As the final inflation data before the FOMC decision, some have argued that this print matters most as an excuse to stay in 'emergency mode' - perhaps they are right. Consumer Prices dropped 0.1% (as expected) in August - this is the first 'deflation' since January - great news for consumers. Gasoline and airline tickets saw the biggest drops dragging down YoY CPI but The Fed will shrug its "transitory" shoulders but ex-food-and-energy did miss expectations, rising 1.8% YoY (against 1.9% exp). Notably food prices rose 0.2% in August, driven by a surge in egg prices. So WWJYD?
The index for all items less food and energy increased 0.1 percent in August, the same increase as in July. The index for shelter rose, as did the indexes for apparel, tobacco, and alcoholic beverages. However the index for airline fares declined sharply, and the indexes for household furnishings and operations, recreation, and used cars and trucks also decreased in August, with the indexes for new vehicles and medical care unchanged.

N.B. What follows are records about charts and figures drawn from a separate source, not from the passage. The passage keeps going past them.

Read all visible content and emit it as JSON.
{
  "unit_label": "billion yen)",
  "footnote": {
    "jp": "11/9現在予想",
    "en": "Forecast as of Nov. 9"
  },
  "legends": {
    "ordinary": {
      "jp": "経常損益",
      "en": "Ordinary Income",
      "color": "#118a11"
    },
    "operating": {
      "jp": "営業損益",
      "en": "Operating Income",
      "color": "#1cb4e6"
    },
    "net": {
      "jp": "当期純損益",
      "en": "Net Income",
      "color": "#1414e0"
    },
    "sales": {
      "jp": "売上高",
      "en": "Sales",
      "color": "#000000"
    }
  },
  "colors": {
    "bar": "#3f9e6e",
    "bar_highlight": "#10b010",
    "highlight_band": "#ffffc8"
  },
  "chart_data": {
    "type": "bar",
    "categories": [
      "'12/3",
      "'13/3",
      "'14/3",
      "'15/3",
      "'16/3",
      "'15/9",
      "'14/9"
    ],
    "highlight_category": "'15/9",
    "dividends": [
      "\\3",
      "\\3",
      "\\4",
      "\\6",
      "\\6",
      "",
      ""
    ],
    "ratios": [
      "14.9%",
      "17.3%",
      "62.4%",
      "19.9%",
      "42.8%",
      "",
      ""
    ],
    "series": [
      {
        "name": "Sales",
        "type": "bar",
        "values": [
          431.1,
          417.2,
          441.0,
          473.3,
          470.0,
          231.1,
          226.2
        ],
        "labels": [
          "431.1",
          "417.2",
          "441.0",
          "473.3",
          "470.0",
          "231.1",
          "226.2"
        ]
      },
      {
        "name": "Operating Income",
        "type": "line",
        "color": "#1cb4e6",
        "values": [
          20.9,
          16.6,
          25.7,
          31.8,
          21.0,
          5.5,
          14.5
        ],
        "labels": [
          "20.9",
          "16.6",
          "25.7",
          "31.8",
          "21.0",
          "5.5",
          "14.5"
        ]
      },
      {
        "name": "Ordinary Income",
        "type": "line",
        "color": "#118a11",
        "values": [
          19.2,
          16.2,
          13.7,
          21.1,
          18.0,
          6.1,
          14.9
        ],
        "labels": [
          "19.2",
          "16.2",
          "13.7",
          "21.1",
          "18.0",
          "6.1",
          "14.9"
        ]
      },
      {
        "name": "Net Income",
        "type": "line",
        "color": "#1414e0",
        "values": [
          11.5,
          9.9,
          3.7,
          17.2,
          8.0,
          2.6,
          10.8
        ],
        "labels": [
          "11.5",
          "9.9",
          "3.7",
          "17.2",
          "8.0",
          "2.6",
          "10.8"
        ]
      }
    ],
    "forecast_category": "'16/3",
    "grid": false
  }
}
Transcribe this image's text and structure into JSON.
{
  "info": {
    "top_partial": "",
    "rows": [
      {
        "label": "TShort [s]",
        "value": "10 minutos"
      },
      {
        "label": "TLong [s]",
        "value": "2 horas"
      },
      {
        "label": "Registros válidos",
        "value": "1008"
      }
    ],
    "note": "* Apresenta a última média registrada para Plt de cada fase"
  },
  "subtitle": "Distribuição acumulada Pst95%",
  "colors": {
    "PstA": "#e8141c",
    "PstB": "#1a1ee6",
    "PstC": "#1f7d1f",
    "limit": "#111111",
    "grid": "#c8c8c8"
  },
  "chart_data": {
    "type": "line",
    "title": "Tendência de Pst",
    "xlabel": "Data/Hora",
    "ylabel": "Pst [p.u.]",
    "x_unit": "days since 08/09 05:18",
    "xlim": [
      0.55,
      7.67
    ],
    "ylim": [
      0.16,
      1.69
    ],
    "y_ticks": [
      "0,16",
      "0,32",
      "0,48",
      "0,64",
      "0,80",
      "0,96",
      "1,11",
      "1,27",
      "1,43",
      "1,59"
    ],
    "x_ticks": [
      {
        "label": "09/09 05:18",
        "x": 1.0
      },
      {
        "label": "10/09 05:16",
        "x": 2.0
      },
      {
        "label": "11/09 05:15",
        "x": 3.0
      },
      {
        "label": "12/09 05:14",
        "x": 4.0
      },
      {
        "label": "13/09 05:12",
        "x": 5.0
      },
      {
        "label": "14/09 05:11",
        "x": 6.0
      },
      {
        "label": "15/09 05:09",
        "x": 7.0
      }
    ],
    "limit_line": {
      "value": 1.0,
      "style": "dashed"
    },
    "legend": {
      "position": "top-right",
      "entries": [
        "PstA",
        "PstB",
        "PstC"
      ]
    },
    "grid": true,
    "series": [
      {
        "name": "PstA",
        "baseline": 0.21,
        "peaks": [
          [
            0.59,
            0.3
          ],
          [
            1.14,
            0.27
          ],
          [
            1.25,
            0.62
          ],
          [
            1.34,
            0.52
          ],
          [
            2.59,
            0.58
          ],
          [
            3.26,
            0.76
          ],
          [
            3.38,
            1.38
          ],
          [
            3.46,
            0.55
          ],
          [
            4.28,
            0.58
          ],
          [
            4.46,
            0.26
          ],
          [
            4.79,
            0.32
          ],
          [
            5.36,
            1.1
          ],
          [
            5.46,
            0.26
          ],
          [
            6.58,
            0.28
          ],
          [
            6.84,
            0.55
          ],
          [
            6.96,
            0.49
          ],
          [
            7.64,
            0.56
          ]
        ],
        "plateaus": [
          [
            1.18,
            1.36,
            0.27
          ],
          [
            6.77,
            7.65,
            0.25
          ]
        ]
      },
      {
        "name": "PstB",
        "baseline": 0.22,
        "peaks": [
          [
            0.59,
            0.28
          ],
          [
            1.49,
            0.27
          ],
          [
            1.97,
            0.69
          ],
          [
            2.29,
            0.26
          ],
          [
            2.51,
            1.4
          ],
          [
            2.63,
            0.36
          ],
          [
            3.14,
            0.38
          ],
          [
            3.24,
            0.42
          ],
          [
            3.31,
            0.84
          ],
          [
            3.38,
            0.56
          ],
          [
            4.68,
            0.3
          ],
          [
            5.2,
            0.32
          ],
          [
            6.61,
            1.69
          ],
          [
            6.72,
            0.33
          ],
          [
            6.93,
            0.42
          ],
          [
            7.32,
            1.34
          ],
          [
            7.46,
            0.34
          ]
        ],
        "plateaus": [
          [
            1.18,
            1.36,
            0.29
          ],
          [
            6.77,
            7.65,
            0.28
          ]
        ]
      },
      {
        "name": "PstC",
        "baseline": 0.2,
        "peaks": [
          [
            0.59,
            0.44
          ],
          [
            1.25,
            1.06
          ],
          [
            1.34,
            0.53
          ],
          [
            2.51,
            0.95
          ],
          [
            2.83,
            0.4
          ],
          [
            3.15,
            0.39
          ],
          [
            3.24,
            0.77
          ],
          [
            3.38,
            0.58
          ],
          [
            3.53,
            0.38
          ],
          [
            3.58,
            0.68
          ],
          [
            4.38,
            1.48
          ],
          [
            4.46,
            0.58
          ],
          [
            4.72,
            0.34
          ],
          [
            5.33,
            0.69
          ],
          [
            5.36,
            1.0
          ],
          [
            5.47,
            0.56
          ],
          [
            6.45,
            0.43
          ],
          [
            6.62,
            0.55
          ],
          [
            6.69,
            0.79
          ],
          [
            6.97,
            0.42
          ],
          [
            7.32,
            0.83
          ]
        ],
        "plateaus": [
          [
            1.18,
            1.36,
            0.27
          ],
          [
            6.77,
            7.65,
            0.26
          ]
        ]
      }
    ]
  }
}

The gasoline index declined sharply in August and was the main cause of the seasonally adjusted all items decrease. Other energy indexes were mixed, with the fuel oil index continuing to decline but the indexes for electricity and natural gas increasing in August. The food index rose 0.2 percent in August, with the indexes for eggs and for fruits and vegetables rising notably
And while energy was the culprit for the headline deflation with energy prices sliding 2.0% in August, here is some more details on where the BLS does see inflation:
The index for all items less food and energy increased 0.1 percent in August, as it did in July. The shelter index was the main source of the increase; it rose 0.2 percent in August following a 0.4 percent increase in July. The rent index rose 0.3 percent in August, the same increase as in July, while the index for owners' equivalent rent increased 0.2 percent. The index for lodging away from home, however, turned down in August, falling 0.6 percent after a 2.5 percent increase the prior month. The apparel index increased 0.3 percent in August, the same increase as last month. The tobacco index also rose in August, increasing 0.5 percent, and the index for alcoholic beverages advanced 0.1 percent. The medical care index was unchanged in August, with the indexes for hospital services and prescription drugs rising but the indexes for physicians' services and nonprescription drugs declining. The new vehicles index was unchanged in August, as was the index for personal care. Several indexes declined in August. The index for airline fares fell 3.1 percent after decreasing 5.6 percent in July. The index for used cars and trucks decreased 0.4 percent, its fourth decline in a row. The index for household furnishings and operations declined 0.3 percent, and the recreation index fell 0.1 percent.
The index for all items less food and energy has risen 1.8 percent over the past 12 months; the 12-month change has been 1.8 percent in five of the last 6 months. The indexes for shelter, medical care, new vehicles, recreation, and tobacco are among the indexes that have increased over the past year. In contrast, the indexes for airline fares, apparel, used cars and trucks, and household furnishings and operations have all declined over the last 12 months.
Finally, while the Fed now has to decide if it will hike rates with the first headline deflation in 7 months, here is the biggest threat for the Fed - imported deflation, which as we noted last week in our post on tumbling import prices, is sending a recession-level deflation impulse and is the reason why Goldman is saying far from hiking, the Fed should consider easing at this point.